President Joe Biden may have touched aside problems over his capability, but an ex-Obama advisor believes the 81-year-old could be handled for a disastrous drubbing this November.
“The one person that no one can outrun is Father Time,” David Axelrod narrated CNN’s Pamela Brown on Sunday. “There are certain immutable facts of life, and those were painfully obvious on that debate stage, and the president just hasn’t come to grips with it.”
“He’s not winning this race. If you just look at the data and talk to political people around the country, it’s more likely that he’ll lose by a landslide than win narrowly this race,” Axelrod, who is also a senior political commentator for CNN, counted.

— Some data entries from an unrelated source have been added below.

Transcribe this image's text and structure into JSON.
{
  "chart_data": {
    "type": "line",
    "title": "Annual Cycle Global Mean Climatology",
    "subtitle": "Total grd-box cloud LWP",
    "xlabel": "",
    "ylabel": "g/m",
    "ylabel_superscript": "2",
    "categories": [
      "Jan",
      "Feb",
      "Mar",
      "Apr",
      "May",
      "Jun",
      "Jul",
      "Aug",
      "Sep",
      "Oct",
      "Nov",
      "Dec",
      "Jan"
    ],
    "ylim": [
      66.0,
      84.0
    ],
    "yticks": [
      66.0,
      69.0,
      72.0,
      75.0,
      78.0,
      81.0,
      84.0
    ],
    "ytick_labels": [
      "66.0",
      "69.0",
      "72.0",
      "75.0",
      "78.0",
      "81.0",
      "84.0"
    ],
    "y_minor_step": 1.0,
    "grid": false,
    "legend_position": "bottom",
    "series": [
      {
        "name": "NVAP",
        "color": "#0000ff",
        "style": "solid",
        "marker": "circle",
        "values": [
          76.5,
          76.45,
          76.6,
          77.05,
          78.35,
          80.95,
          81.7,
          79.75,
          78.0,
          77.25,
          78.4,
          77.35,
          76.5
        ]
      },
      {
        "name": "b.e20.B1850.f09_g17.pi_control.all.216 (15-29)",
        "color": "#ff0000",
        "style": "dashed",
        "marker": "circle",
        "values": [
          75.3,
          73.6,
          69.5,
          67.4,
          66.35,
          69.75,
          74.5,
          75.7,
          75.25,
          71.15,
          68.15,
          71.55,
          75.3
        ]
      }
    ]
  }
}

Axelrod’s diminishing review arrives after a week of unrest for Biden. The hypothetical Democratic candidate has met raising buzzes for him to stroll down following a catastrophic presidential disagreement with former President Donald Trump on June 27.
In a discussion with ABC News’ George Stephanopoulos that circulated Friday, Biden disregarded his poor implementation as a “bad night.”
“It was a bad episode. No indication of any serious condition. I was exhausted. I didn’t listen to my instincts in terms of preparing,” Biden claimed.
But that justification didn’t look to persuade Axelrod, who was a critical analyst behind ex-President Barack Obama’s success in the 2008 and 2012 elections.
On Friday, Axelrod claimed in a Twitter post that Biden is “dangerously out-of-touch with the concerns people have about his capacities moving forward.”
“If the stakes are as large as he says, and I believe they are, then he really needs to consider what the right thing to do here is,” Axelrod told CNN on Sunday.
To make certain, this isn’t the first span Axelrod has blamed Biden as a contender. In a Twitter post published in November, Axelrod claimed that the “Decision on whether to run or not was Biden’s to make.”
“If he continues to run, he will be the nominee of the Democratic Party. What he needs to decide is whether that is wise; whether it’s in HIS best interest or the country’s?” Axelrod expressed in writing.
Axelrod later explained those remarks in a discussion with Politico, which was posted a week later.
“It’s overreacting to say I told him to drop out,” Axelrod claimed. “I didn’t do that.”
Ambassadors for Biden didn’t instantly react to a recommendation for a statement from BI sent outside regular business hours.